In Mr. Schenkkan’s imagination, the Justice Department was beginning to shut down America’s prison industrial complex but the election changed that direction. After an attack in New York, martial law became law. As Trump said (and this play repeats), there’s a lot of “bad hombres” out there. Before his arrest Rick was in charge of a stadium which had been co-opted to house illegals and other undesirables. Everything was fine, he says, before the sanitation problem.
This dystopian fantasy is not especially shocking since the imagined scenarios are grotesque exaggerations of current events. In 2020, cages are in use at the border. The Nazi parallels are obvious. When the conflicting passions of these two characters finally collide, their anger and disbelief registers strongly. If America displays how immigrants are treated, “who would want to come here now.”
That’s a bleak picture for sure. In this production, directed by Natalia Mariño, voice-over quotes by Donald Trump heighten the plausibility of the story. When children’s pleas on an actual 2018 tape are played, it is hard to reconcile a nation which pompously crusades itself as a model of Christianity. A question is posed very early in the play. What makes history change? Is it the academics, science or people?
Rodrigo Duran and Magdalena Morales are actors from Costa Rica and Guatemala, respectively. Their solid and nicely controlled performances highlight their character’s intense convictions. By the play’s end, they shine a blinding spotlight on an immoral future state which doesn’t seem impossible.

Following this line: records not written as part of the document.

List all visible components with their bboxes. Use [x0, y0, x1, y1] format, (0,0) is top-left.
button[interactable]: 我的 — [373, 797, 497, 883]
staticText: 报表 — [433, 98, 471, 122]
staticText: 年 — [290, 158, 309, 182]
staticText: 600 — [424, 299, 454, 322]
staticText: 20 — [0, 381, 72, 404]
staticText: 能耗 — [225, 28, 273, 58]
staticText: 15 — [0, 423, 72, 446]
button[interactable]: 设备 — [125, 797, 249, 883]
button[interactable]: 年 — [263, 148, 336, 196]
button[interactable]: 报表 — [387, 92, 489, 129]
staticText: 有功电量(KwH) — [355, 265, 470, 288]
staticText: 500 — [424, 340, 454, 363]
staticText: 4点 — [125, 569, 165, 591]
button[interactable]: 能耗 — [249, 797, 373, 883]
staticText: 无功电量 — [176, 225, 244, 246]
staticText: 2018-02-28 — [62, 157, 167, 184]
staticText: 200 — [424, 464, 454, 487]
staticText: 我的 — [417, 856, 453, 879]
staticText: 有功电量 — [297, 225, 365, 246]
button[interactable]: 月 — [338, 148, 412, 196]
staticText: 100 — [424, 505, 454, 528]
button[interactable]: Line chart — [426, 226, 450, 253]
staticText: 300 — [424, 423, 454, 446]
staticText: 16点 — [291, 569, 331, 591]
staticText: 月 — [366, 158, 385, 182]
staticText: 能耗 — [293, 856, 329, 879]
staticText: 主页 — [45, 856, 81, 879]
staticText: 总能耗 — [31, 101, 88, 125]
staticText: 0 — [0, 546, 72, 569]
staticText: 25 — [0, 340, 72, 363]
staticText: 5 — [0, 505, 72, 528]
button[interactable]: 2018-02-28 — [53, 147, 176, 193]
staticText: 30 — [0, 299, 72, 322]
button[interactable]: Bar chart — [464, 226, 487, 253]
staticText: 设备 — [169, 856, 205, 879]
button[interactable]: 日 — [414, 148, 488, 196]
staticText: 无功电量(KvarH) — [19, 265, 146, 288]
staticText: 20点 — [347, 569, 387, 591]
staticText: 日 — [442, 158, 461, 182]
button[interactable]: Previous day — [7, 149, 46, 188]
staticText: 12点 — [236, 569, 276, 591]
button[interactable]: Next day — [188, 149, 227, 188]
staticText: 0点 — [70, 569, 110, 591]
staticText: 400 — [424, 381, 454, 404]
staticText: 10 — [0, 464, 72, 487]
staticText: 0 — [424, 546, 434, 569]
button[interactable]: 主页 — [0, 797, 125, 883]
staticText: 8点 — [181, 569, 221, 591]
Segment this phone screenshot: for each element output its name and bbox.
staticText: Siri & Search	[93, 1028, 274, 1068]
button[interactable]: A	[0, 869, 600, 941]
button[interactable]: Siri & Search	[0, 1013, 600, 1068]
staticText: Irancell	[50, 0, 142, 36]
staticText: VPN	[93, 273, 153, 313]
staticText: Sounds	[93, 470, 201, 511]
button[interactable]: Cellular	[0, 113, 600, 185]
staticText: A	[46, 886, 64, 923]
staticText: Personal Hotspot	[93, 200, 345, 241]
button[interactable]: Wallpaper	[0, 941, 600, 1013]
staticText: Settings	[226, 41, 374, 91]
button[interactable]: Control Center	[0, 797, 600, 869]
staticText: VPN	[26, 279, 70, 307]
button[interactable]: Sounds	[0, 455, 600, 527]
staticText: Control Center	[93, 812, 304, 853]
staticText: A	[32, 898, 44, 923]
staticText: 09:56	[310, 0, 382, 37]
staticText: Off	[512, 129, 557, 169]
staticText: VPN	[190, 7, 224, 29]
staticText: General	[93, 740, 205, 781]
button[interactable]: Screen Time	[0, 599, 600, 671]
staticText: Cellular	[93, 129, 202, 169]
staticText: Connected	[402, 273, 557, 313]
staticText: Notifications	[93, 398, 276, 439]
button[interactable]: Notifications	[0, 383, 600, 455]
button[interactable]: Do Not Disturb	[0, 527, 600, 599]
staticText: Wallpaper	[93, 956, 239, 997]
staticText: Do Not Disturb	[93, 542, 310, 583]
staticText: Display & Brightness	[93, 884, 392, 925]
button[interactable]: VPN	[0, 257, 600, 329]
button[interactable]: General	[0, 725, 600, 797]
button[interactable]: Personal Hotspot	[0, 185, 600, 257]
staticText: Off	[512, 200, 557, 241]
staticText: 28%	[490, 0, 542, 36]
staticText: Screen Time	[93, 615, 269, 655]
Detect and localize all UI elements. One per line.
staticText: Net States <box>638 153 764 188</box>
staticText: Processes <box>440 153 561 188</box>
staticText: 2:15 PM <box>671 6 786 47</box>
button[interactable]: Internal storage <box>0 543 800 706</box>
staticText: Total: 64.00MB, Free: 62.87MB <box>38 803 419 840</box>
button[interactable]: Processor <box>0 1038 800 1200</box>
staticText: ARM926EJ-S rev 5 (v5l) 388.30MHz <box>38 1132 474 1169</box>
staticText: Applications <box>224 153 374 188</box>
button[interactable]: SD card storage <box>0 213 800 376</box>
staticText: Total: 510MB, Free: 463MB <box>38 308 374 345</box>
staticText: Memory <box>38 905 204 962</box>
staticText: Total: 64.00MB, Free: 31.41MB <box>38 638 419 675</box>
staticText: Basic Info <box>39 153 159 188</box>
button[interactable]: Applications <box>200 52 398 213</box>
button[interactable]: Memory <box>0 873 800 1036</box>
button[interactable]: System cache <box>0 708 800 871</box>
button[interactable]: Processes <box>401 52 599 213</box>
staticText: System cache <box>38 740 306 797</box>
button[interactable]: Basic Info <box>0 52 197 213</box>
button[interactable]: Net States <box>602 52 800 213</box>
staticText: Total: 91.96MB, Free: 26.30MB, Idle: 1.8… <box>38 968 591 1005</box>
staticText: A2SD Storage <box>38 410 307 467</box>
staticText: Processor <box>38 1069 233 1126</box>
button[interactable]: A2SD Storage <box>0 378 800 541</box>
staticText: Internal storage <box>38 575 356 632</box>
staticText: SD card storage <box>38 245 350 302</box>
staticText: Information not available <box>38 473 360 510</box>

The play is performed in Spanish with English supertitles. There are quite a few distractions in the production including video projections of the interview. Overhead lights in the conference room changed positions and brightness but I was unable to determine why. The ideas were enough tension to hold my interest. When leaving the theater, I wondered how audiences throughout the world digested this material.
La Construcción del Muro (Building the Wall) was written in 2016 as dystopian fiction. From the perspective of 2020, is it? Your observations of current events will likely inform the gradient of your answer to that question.
This Costa Rican stage adaptation, co-produced by Teatro Espressivo and Teatro LATEA, is running until March 15, 2020.